Microstructural evolution of 7075 Al gas atomized powder and high-pressure cold sprayed deposition

• Powder/deposition microstructure relationship study via different techniques
• High dislocation density, recovery and recrystallization in the deposition
• Various microstructural features in different areas of the deposition
• The main and possible recrystallization mechanisms of the observed UFG structures
• Various spatial distributions of precipitates in grains with different sizes

This study investigates the microstructure evolution of as-atomized 7075 aluminum powder during high pressure cold spray deposition. The as-received powder and the deposition were characterized via scanning electron microscopy, electron backscatter diffraction, and transmission electron microscopy. The as-received powder was composed of two different particle types, differentiated by their grain boundary structure and solute element distribution. Significant solute element segregation was observed at grain boundaries for both particle types.

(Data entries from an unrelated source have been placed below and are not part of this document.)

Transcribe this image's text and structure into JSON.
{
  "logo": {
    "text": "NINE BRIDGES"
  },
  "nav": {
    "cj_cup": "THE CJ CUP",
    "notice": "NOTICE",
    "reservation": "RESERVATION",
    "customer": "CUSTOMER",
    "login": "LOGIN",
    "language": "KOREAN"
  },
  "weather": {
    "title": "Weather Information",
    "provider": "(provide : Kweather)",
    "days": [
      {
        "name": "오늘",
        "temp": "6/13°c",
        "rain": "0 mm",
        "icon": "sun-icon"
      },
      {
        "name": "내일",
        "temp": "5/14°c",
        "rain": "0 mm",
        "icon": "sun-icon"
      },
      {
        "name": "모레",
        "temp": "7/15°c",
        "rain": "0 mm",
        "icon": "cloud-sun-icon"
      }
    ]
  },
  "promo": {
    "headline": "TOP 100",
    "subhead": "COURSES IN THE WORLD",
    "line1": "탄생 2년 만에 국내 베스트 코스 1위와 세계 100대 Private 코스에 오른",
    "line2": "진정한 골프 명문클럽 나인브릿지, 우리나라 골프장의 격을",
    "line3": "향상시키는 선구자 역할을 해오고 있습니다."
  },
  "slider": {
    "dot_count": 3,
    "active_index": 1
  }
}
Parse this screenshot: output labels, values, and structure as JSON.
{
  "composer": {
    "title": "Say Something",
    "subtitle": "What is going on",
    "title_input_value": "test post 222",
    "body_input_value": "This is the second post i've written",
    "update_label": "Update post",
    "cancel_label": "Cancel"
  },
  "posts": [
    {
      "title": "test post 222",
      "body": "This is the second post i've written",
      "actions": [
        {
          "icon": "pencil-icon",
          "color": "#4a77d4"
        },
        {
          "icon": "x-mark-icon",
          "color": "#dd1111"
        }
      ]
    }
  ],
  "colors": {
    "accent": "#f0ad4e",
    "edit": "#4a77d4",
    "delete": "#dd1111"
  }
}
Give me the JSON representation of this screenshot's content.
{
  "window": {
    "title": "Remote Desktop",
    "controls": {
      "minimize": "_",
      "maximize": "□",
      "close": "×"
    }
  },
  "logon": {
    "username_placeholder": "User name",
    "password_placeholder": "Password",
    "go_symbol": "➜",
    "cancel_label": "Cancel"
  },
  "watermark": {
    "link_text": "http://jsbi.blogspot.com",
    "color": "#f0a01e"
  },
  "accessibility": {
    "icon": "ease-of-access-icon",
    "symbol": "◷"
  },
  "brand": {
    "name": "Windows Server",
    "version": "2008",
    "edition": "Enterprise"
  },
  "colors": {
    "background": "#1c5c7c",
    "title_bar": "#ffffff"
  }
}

The powder also contained nanoscale subgrain and dislocation structures. High pressure cold spray resulted in the formation of a high quality deposition with limited porosity and inter-particle voids. The deposition was characterized by two distinct regions: particle/particle boundaries and particle interiors. Particle/particle boundaries showed a high degree of deformation resulting in the formation of an ultra-fine grain structure and a low density of low angle grain boundaries. The formation of the ultra-fine grain structure is attributed to dynamic recrystallization and recovery processes. Particle interiors were characterized by larger grains containing a high density of low angle grain boundaries and dislocation structure. Large grains in the deposition contained precipitates distributed both within the grain interior and at grain boundaries. Precipitates in small grains were distributed primarily at grain boundaries. The effect of these precipitates on the microstructure evolution was also discussed.